A Baptism by Dishwater, Courtesy of Mary Oliver

photo-47On days like today, when I wake up early enough that the world still has a kind of blue-lit darkness to it, I feel as though the world belongs to me alone. Snow covers the ground in patches and the sky hangs low. I stand at my kitchen sink, looking out over the canal outside my window, where wild geese gather, honking happily at me in the cold morning air.

I sip my cup of matcha, then feel the fluttering of an old woman at my back, a gray-haired poet moving about my kitchen, making impossible exhortations as she roots around in my green cupboards: “You do not have to be good,” she says. “You only have to let the soft animal of your body love what it loves.”

I try to believe this.

In the fall, outside this same kitchen window, there sprung a beautiful, bright red bush. It was an unworldly color. All season long, washing dishes at the kitchen sink, I stared at that bush in my bare feet, half-expecting it to burst into flame at any moment.

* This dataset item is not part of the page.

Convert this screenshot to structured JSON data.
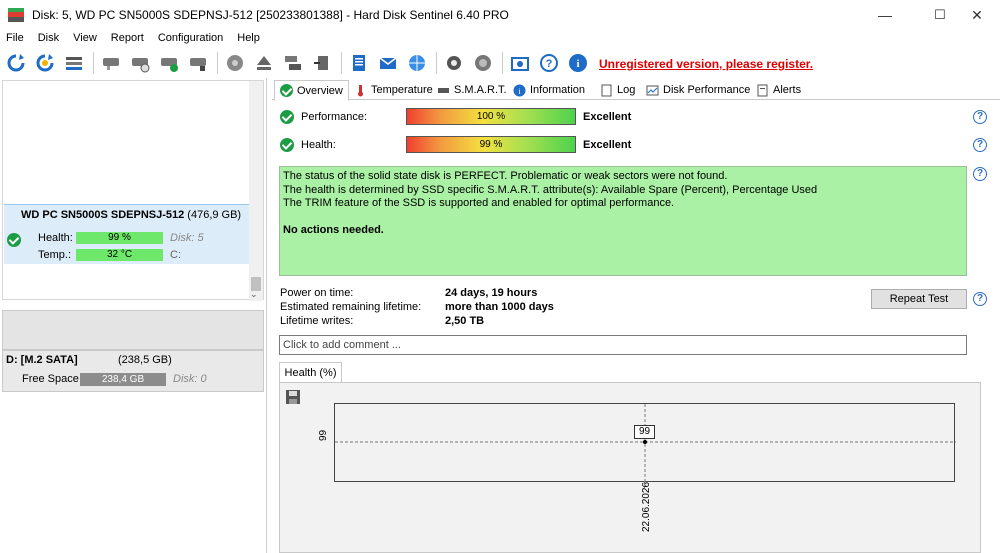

Some days, there was the rustling of leaves, a sound that, if you did not strain too hard, might be a whisper.

I have nobody who can confirm this, but I should tell you: I believe I am my best self when I am standing alone at my kitchen sink. All manner of things happen to me on that little rug where I wash the dishes. Geese descend. Poetry arises. A bush alights.

And the voice of the burning bush, as it turns out, sounds a lot like Mary Oliver.

Sometimes, on days like today, for one brief, blessed moment, I manage to answer the call of the geese, take up my place in the family of things. I stand on holy ground.

Then the light shifts, the moment passes, and it is only me again, standing in front of a smoldering bush, my hands warm and wrinkled with dishwater. I look out the window in wonder.

The canal has frozen over in the night and now a few geese tentatively venture out onto the ice, thrusting their webbed feet onto the cold hard surface of the water. Every step an act of faith. The rest of their gaggle looks on from the safety of land, watching and waiting, performing their own acts of faith. I know it as well as they: All is holy now.

When you wash the dishes, a Zen proverb says, the dishes also wash you. A reverse baptism of sorts.

So I swallow my last sip of tea, then plunge my hands into the soapy water, wash the mug in slow, concentric circles. My bush has turned to ash on the cold winter ground.

Still, the geese come, tiptoeing over the frozen ice in all their wildness.